The stack sprawl problem
So, security teams start getting creative. Instead of putting everything in one place and indexing it, they split their data across multiple systems. Hot data goes into the primary SIEM for fast querying. Cold data gets dumped into S3 for cheap storage. Historical searches run through Athena or BigQuery when someone absolutely needs to go back that far.
The problem? Now you've built a distributed system out of mismatched tools that weren't designed to work together. When an incident requires correlating log sources across multiple systems, you're doing data engineering in the middle of a crisis. Joins are slow, schemas don't match, and your team is copy-pasting queries between three different interfaces while the clock ticks.
The duplication and fragmentation that was supposed to save money ends up costing you in a different currency: speed, clarity, and analyst sanity.
The fundamental trade-off we should be talking about with honesty
Here's the uncomfortable truth: every architecture decision is a trade-off. There are no free lunches in security data management.
When a vendor promises lightning-fast search, that speed comes from aggressive indexing at ingest time. That indexing costs money and compute. When another vendor promises rock-bottom pricing, they're almost certainly just dumping your logs into object storage and making you pay the performance penalty at query time. Searches will be slow (very slow).
The sweet spot — affordable storage with genuinely usable search — requires a thoughtful, balanced approach. It requires understanding your data, knowing what you're optimizing for, and choosing a system flexible enough to handle both ends of the spectrum without punishing you for it.
Tangible acts that actually helps
A few principles from my experience that help cut through the noise:
- Simplify your stack: The more tools you have talking to each other, the more places things break. Three thousand engineers built the tools in your average security stack, and they didn't coordinate their design decisions. Hoping that a patchwork of integrations holds together under incident pressure is a gamble you'll eventually lose.

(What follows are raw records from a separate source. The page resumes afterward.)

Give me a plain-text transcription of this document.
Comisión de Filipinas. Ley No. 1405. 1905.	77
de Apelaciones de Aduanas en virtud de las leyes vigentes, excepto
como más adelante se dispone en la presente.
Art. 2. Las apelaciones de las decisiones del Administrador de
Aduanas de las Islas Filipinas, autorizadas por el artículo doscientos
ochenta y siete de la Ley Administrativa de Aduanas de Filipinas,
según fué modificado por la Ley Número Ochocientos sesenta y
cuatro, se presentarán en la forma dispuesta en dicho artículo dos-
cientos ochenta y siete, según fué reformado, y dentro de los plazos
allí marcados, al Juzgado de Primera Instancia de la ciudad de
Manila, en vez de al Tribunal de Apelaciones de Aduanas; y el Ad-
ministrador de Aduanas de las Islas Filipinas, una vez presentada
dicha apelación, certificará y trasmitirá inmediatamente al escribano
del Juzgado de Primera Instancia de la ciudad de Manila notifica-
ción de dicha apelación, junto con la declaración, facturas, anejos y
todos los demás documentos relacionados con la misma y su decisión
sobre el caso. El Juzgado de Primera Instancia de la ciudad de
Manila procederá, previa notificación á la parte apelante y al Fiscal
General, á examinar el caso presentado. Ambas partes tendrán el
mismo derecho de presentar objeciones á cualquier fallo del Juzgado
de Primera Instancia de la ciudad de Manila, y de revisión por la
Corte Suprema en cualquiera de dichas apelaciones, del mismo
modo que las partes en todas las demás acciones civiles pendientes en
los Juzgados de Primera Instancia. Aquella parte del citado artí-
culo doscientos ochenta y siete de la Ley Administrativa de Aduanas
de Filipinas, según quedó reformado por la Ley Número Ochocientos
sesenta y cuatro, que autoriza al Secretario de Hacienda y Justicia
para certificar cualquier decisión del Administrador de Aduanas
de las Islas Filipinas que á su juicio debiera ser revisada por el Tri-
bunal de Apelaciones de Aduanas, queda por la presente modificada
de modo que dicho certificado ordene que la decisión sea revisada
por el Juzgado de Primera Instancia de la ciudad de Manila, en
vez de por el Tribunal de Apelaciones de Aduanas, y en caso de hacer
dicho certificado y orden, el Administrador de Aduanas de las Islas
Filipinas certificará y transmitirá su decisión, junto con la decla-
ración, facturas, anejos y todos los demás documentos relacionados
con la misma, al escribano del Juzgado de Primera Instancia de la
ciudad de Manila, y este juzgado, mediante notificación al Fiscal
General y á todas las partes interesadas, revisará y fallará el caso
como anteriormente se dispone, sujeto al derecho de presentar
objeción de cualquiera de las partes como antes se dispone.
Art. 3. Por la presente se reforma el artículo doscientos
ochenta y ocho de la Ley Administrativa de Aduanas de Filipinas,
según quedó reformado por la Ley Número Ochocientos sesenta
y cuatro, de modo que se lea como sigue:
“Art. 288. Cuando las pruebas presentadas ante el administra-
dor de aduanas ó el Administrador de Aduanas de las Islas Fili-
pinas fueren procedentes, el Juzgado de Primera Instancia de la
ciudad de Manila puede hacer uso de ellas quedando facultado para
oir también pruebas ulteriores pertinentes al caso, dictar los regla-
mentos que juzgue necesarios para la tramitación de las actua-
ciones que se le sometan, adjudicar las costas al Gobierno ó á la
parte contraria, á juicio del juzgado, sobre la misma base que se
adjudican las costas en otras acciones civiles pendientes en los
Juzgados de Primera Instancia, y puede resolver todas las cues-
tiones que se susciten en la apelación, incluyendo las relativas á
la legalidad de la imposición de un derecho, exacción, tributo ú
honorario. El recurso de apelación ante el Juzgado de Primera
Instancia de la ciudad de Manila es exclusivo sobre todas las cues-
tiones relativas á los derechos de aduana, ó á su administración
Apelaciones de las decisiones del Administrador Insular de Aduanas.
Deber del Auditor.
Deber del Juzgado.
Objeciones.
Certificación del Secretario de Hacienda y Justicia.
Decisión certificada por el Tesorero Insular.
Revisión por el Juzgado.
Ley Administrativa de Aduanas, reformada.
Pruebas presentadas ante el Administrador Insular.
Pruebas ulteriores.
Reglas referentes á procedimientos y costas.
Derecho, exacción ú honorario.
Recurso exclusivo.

- Learn to say no: Not every log source deserves a place in your pipeline. The discipline of saying "we don't need this" comes from having a clear picture of your actual business risks. When you know what you're protecting and why, you can make principled decisions about what data matters — instead of collecting everything and searching for meaning later.
- Understand your trade-offs before you buy: The worst outcome is spending a year's budget on a tool, getting it deployed, and then realizing it can't do what you actually need. Ask hard questions about where the costs live. Is this fast because it's expensive to ingest? Is this cheap because search is terrible? Get honest answers before you sign anything.
The bottom line
Most security teams just want their data stack to work. They buy tools, deploy them, and then gradually discover that what they built doesn't scale, doesn't search fast enough, and costs more than anyone budgeted. It's a pattern that repeats itself because the problem is genuinely hard — and because the marketing often obscures the real trade-offs.
Getting logging and monitoring right starts with understanding the constraints: you're managing a massive, dynamic dataset that has to be simultaneously cheap to store and fast to search, for compliance periods that stretch a year or more. No single tool erases that tension. But knowing it exists — and choosing your stack with eyes open — puts you in a much better position than most teams start from.